【日本中枢の崩壊】
古賀 茂明 (著)
https://www.amazon.co.jp/dp/4062170744/
○この本を一言で表すと?
政治家、官僚の動きについて改革派官僚が感じたことを述べた本
○よかった点
・全体として、霞が関内部の立場からみた省庁、官僚の状況がいろいろ書かれていて面白かったです。
・官僚特有の霞が関言葉の使い分けが面白いと思いました。(「一元化」と「一体化」の違い(P.153)、「積極的に検討」は「やる」という意味(P.244)、など)
・独禁法改正の流れで、商法の江頭憲治郎氏など、知っている人物が登場していて面白かったです。(P.238)あと各省庁・委員会間のやり取りも、法案作りをこっそりやるために特許庁のビルの会議室を使う(P.250,251)など、具体的でした。経産省からOECDに派遣され、送電分離の方針を打ち出させて正月の新聞に載せるよう画策したというのも面白かったです。(P.258~262)(第七章)
・組織力とはチームワークの「和」や「協調性」だけでなく、決断力、俊敏性、行動力も含むもので、日本の組織力は欧米の政府や企業に比べて明らかに劣っている、というのは納得です。(P.281)
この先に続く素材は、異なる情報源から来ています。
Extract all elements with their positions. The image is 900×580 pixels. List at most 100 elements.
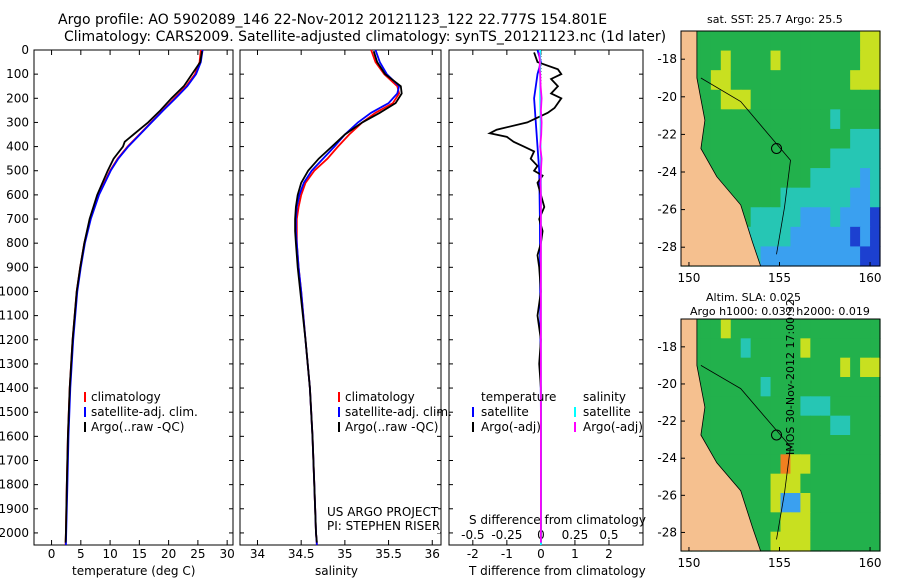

・「<最小><不幸>社会」というのが最悪のメッセージだということ、「スクラップ・アンド・ビルド」が重要だという考えは確かにそう思いました。(P.314~317)
・できるかどうかは別として、終章の思い切った政策の議論は面白いと思いました。
○参考にならなかった所、または突っ込みどころ
・やたらと「国民の声」という言葉を多用していますが、自分の意見を「みんな言っています」という幼稚な精神の人が振りかざす建前のような印象も受けました。(例えばP.161の1行目)
全体として「国民」の定義が曖昧になっている印象も受けます。(世論を指しているのか、公務員以外の人間を指しているのか、企業経営者と公務員以外の人間を指しているのか、など)
・著者の役職名、略歴の最後など、いろいろ皮肉が効いているなと思いました。